Energy Transfer in Compressible Magneto-hydrodynamic Turbulence
Compressibility, magnetic fields and turbulence are all thought to be important factors to varying degrees in many astrophysical processes and terrestrial experiments. However, our understanding of their joint effect even in its simplest description, i.e. compressible magnetohydrodynamic turbulence, is still scarce. One step towards a more comprehensive picture is a better understanding of the governing energy dynamics "“ looking at the interplay between kinetic and magnetic energy via different mediators such as advection, magnetic tension or magnetic pressure. In this talk, we present an extension of established shell-to-shell energy transfer analysis methods to the compressible MHD regime. We apply this analysis to numerical simulations in the subsonic and supersonic regime. These methods allow us to illustrate how varying degrees of compressibility influence the energy dynamics within and between kinetic and magnetic energy reservoirs. For example, we show that compression acts against a magnetic energy cascade (scale-local magnetic to magnetic energy transfer). Moreover, we present how magnetic tension becomes overall less important with increasing sonic Mach number.
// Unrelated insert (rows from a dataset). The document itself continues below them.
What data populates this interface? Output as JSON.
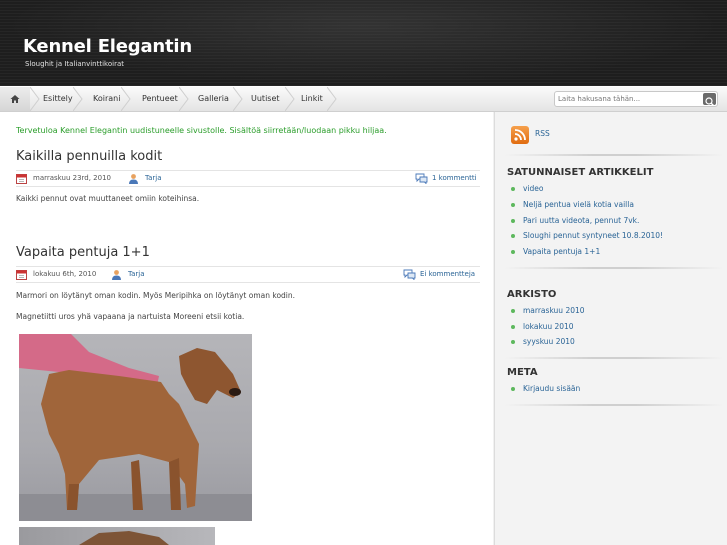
{
  "site": {
    "title": "Kennel Elegantin",
    "description": "Sloughit ja Italianvinttikoirat"
  },
  "nav": {
    "home_icon": "home-icon",
    "items": [
      {
        "label": "Esittely"
      },
      {
        "label": "Koirani"
      },
      {
        "label": "Pentueet"
      },
      {
        "label": "Galleria"
      },
      {
        "label": "Uutiset"
      },
      {
        "label": "Linkit"
      }
    ],
    "search_placeholder": "Laita hakusana tähän..."
  },
  "main": {
    "welcome": "Tervetuloa Kennel Elegantin uudistuneelle sivustolle. Sisältöä siirretään/luodaan pikku hiljaa.",
    "posts": [
      {
        "title": "Kaikilla pennuilla kodit",
        "date": "marraskuu 23rd, 2010",
        "author": "Tarja",
        "comments": "1 kommentti",
        "paragraphs": [
          "Kaikki pennut ovat muuttaneet omiin koteihinsa."
        ]
      },
      {
        "title": "Vapaita pentuja 1+1",
        "date": "lokakuu 6th, 2010",
        "author": "Tarja",
        "comments": "Ei kommentteja",
        "paragraphs": [
          "Marmori on löytänyt oman kodin. Myös Meripihka on löytänyt oman kodin.",
          "Magnetiitti uros yhä vapaana ja nartuista Moreeni etsii kotia."
        ]
      }
    ]
  },
  "sidebar": {
    "rss_label": "RSS",
    "random_title": "SATUNNAISET ARTIKKELIT",
    "random_items": [
      {
        "label": "video"
      },
      {
        "label": "Neljä pentua vielä kotia vailla"
      },
      {
        "label": "Pari uutta videota, pennut 7vk."
      },
      {
        "label": "Sloughi pennut syntyneet 10.8.2010!"
      },
      {
        "label": "Vapaita pentuja 1+1"
      }
    ],
    "archive_title": "ARKISTO",
    "archive_items": [
      {
        "label": "marraskuu 2010"
      },
      {
        "label": "lokakuu 2010"
      },
      {
        "label": "syyskuu 2010"
      }
    ],
    "meta_title": "META",
    "meta_items": [
      {
        "label": "Kirjaudu sisään"
      }
    ]
  },
  "colors": {
    "header_bg": "#1f1f1f",
    "link": "#2a6496",
    "welcome_green": "#2a9d2a",
    "bullet_green": "#5db85d",
    "rss_orange": "#e97a1e"
  }
}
After receiving a B.Sc. in Computer Science in 2008 from the University of Cooperative Education in Stuttgart, Germany, Philipp Grete worked for Hewlett-Packard before studying Physics (B.Sc.) and Computer Science (M.Sc.) at the University of Gottingen, Germany, from 2010 to 2013. In his Ph.D. thesis (2014-2016, University of Gottingen, Germany) he worked on subgrid-scale modeling of compressible magnetohydrodynamic turbulence. Since October 2016, he has been a postdoctoral research associate at Michigan State University working on analyzing and quantifying energy transfer in compressible MHD turbulence.